Background and purpose: Antimicrobial peptides (AMP) are one of the most diverse antimicrobial compounds that have received much attention due to the development of drug resistance of pathogens to conventional antibiotics. But, few studies have evaluated anti-parasitic properties of AMP. The present study was conducted to compare the effect of a cecropin–melittin chimeric peptide (CM11) and metronidazole on Giardia lamblia trophozoite.

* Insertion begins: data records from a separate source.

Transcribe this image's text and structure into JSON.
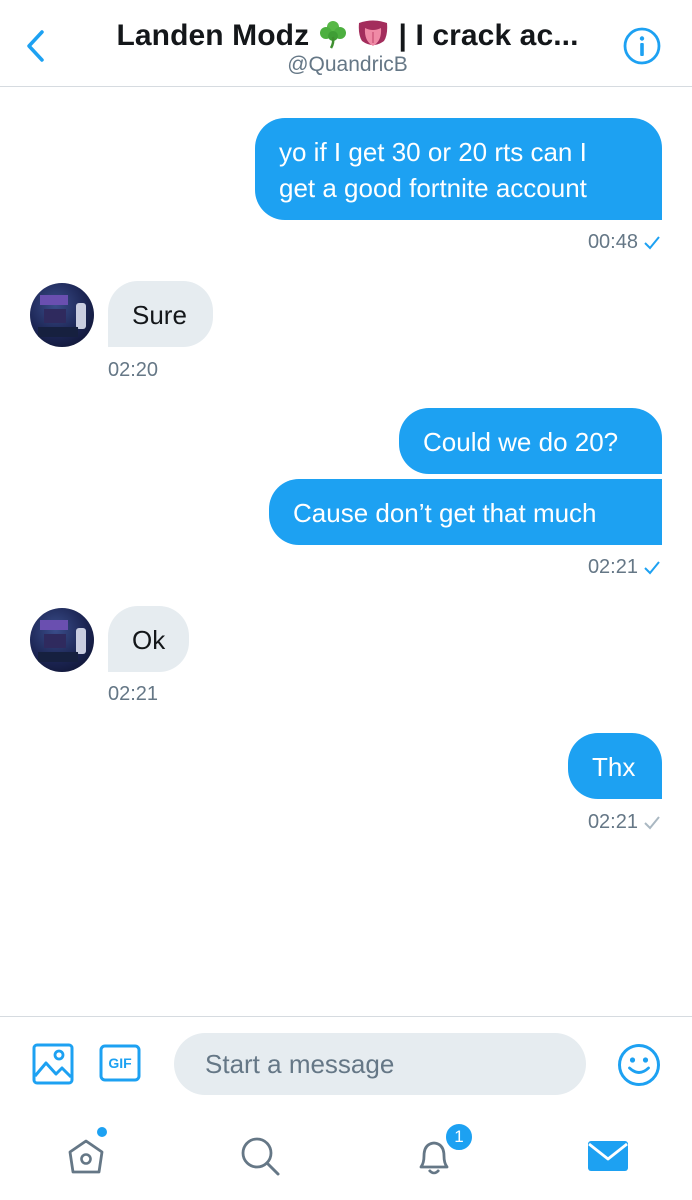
{
  "header": {
    "title": "Landen Modz",
    "title_suffix": "| I crack ac...",
    "emojis": [
      "shamrock-icon",
      "tongue-face-icon"
    ],
    "handle": "@QuandricB"
  },
  "messages": [
    {
      "text_lines": [
        "yo if I get 30 or 20 rts can I",
        "get a good fortnite account"
      ],
      "direction": "outgoing"
    },
    {
      "time": "00:48",
      "status": "read"
    },
    {
      "text": "Sure",
      "direction": "incoming"
    },
    {
      "time": "02:20"
    },
    {
      "text": "Could we do 20?",
      "direction": "outgoing"
    },
    {
      "text": "Cause don’t get that much",
      "direction": "outgoing"
    },
    {
      "time": "02:21",
      "status": "read"
    },
    {
      "text": "Ok",
      "direction": "incoming"
    },
    {
      "time": "02:21"
    },
    {
      "text": "Thx",
      "direction": "outgoing"
    },
    {
      "time": "02:21",
      "status": "sent"
    }
  ],
  "composer": {
    "placeholder": "Start a message",
    "gif_label": "GIF"
  },
  "tabbar": {
    "notifications_badge": "1"
  },
  "colors": {
    "accent": "#1da1f2",
    "incoming_bubble": "#e6ecf0",
    "secondary_text": "#657786",
    "sent_check": "#aab8c2"
  }
}
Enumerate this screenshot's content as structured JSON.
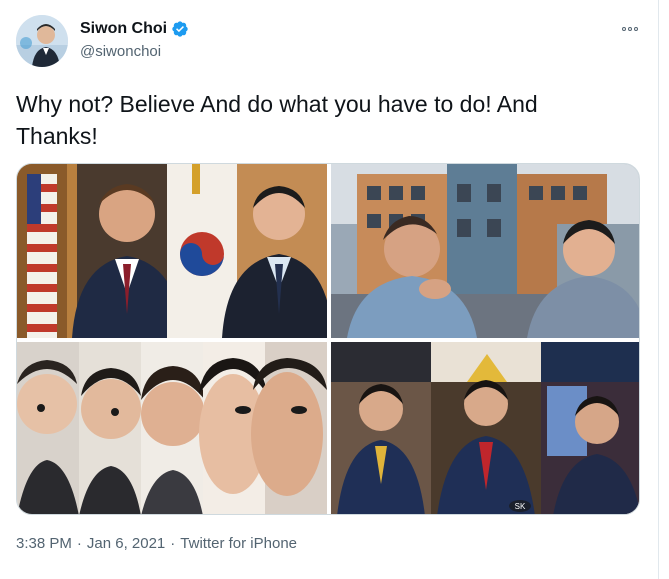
{
  "author": {
    "name": "Siwon Choi",
    "handle": "@siwonchoi",
    "verified": true
  },
  "tweet": {
    "text_line1": "Why not? Believe  And do what you have to do! And",
    "text_line2": "Thanks!"
  },
  "meta": {
    "time": "3:38 PM",
    "separator": "·",
    "date": "Jan 6, 2021",
    "source": "Twitter for iPhone"
  },
  "photo_caption_small": "SK",
  "colors": {
    "verified_blue": "#1d9bf0",
    "text": "#0f1419",
    "secondary": "#536471"
  }
}
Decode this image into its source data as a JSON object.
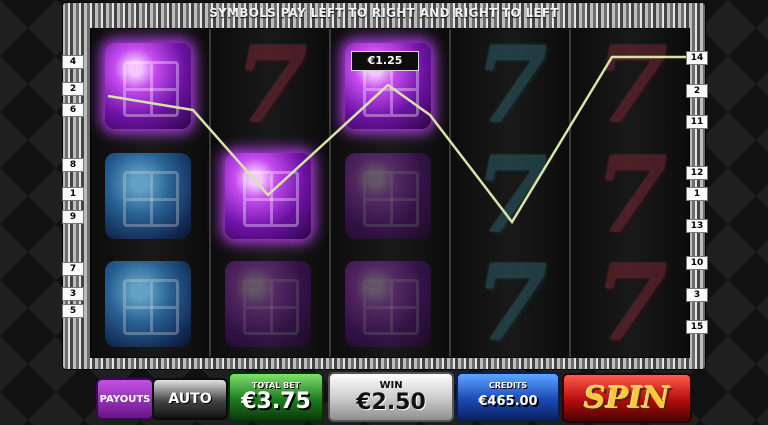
{
  "header": {
    "notice": "SYMBOLS PAY LEFT TO RIGHT AND RIGHT TO LEFT"
  },
  "win_tag": {
    "amount": "€1.25"
  },
  "reels": [
    [
      "purple-gem",
      "blue-gem",
      "blue-gem"
    ],
    [
      "red-seven",
      "purple-gem",
      "purple-gem-dim"
    ],
    [
      "purple-gem",
      "purple-gem-dim",
      "purple-gem-dim"
    ],
    [
      "teal-seven",
      "teal-seven",
      "teal-seven"
    ],
    [
      "red-seven",
      "red-seven",
      "red-seven"
    ]
  ],
  "left_line_numbers": [
    "4",
    "2",
    "6",
    "8",
    "1",
    "9",
    "7",
    "3",
    "5"
  ],
  "right_line_numbers": [
    "14",
    "2",
    "11",
    "12",
    "1",
    "13",
    "10",
    "3",
    "15"
  ],
  "controls": {
    "payouts_label": "PAYOUTS",
    "auto_label": "AUTO",
    "total_bet_label": "TOTAL BET",
    "total_bet_value": "€3.75",
    "win_label": "WIN",
    "win_value": "€2.50",
    "credits_label": "CREDITS",
    "credits_value": "€465.00",
    "spin_label": "SPIN"
  },
  "colors": {
    "payline": "#d7e3a8",
    "purple_gem": "#b33ee8",
    "spin_button": "#c81414"
  }
}
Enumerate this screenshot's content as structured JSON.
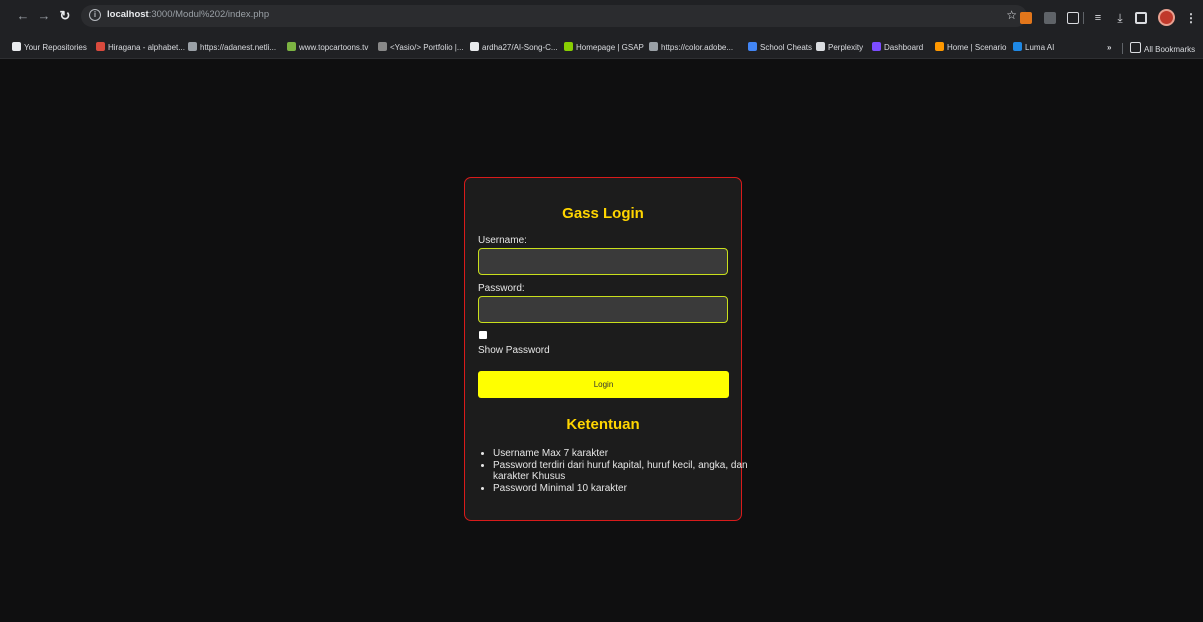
{
  "browser": {
    "url_host": "localhost",
    "url_rest": ":3000/Modul%202/index.php",
    "bookmarks": [
      {
        "label": "Your Repositories",
        "icon": "github-icon",
        "color": "#e8eaed"
      },
      {
        "label": "Hiragana - alphabet...",
        "icon": "hiragana-icon",
        "color": "#d94a3d"
      },
      {
        "label": "https://adanest.netli...",
        "icon": "netlify-icon",
        "color": "#9aa0a6"
      },
      {
        "label": "www.topcartoons.tv",
        "icon": "topcartoons-icon",
        "color": "#7cb342"
      },
      {
        "label": "<Yasio/> Portfolio |...",
        "icon": "portfolio-icon",
        "color": "#888888"
      },
      {
        "label": "ardha27/AI-Song-C...",
        "icon": "github-icon",
        "color": "#e8eaed"
      },
      {
        "label": "Homepage | GSAP",
        "icon": "gsap-icon",
        "color": "#88ce02"
      },
      {
        "label": "https://color.adobe...",
        "icon": "adobe-color-icon",
        "color": "#9aa0a6"
      },
      {
        "label": "School Cheats",
        "icon": "school-cheats-icon",
        "color": "#4285f4"
      },
      {
        "label": "Perplexity",
        "icon": "perplexity-icon",
        "color": "#dadce0"
      },
      {
        "label": "Dashboard",
        "icon": "dashboard-icon",
        "color": "#7c4dff"
      },
      {
        "label": "Home | Scenario",
        "icon": "scenario-icon",
        "color": "#ff9800"
      },
      {
        "label": "Luma AI",
        "icon": "luma-icon",
        "color": "#1e88e5"
      }
    ],
    "more_label": "»",
    "all_bookmarks": "All Bookmarks"
  },
  "login": {
    "title": "Gass Login",
    "username_label": "Username:",
    "username_value": "",
    "password_label": "Password:",
    "password_value": "",
    "show_password_label": "Show Password",
    "show_password_checked": false,
    "login_button": "Login"
  },
  "rules": {
    "title": "Ketentuan",
    "items": [
      "Username Max 7 karakter",
      "Password terdiri dari huruf kapital, huruf kecil, angka, dan karakter Khusus",
      "Password Minimal 10 karakter"
    ]
  },
  "colors": {
    "accent_yellow": "#ffd500",
    "button_yellow": "#ffff00",
    "card_border": "#d81b1b",
    "input_border": "#c9df1c"
  }
}
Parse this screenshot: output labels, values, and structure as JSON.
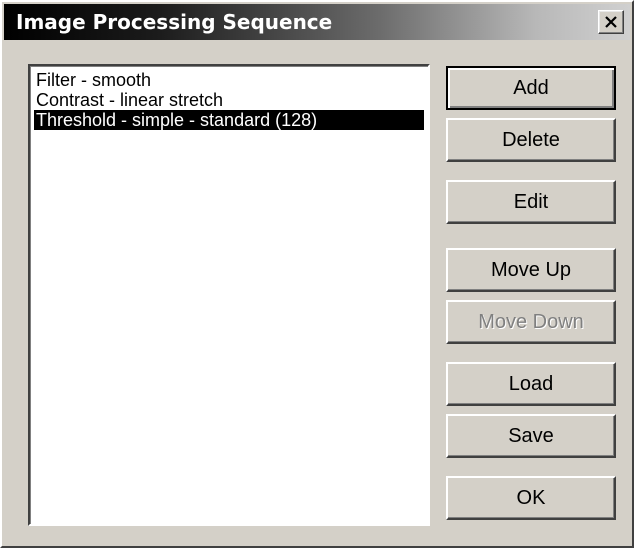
{
  "dialog": {
    "title": "Image Processing Sequence",
    "close_label": "close"
  },
  "sequence": {
    "items": [
      {
        "label": "Filter - smooth",
        "selected": false
      },
      {
        "label": "Contrast - linear stretch",
        "selected": false
      },
      {
        "label": "Threshold - simple - standard (128)",
        "selected": true
      }
    ]
  },
  "buttons": {
    "add": "Add",
    "delete": "Delete",
    "edit": "Edit",
    "move_up": "Move Up",
    "move_down": "Move Down",
    "load": "Load",
    "save": "Save",
    "ok": "OK"
  },
  "colors": {
    "face": "#d4d0c8",
    "selection_bg": "#000000",
    "selection_fg": "#ffffff",
    "disabled_text": "#808080"
  }
}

Materials and methods: In this study, using MTT assay, the cytotoxicity of CM-11 peptide (0.5-32 μg/ml) and metronidazole (0.25-25 μg/ml) was investigated on Caco-2 cells and IC50 was calculated. Flow cytometry was used to determine the rate of induction of apoptosis by CM11 and metronidazole. The toxicity of peptide on G. lamblia trophozitis was evaluated in vitro under different conditions. Results: MTT results showed that the highest percentage of cytotoxicity in caco2 cells was seen at 32 μg/ml of CM11 peptide after 24 (84.3±1.2%), 48 (88.7±0.9%) and 72 (87±1.5%) hours. In metronidazole group, the highest cytotoxicity was observed in 20 μg/ml after 24 (35±2.3), 48 (39.3±1.2) and 72 (48.3±1.8%) hours. The highest concentrations of peptide (32 μg/ml) and metronidazole (20 μg/ml) showed 99.8±0.2% and 99±0.6% cytotoxicity effect, respectively. The cytotoxicity effect of peptide and metronidazole on G. lamblia attached to caco2 cells at highest concentrations were 99.7±0.1% and 99.5±0.3%, respectively. Conclusion: This study showed that cecropin-melittin chimeric peptide could be an appropriate candidate for the treatment of giardiasis.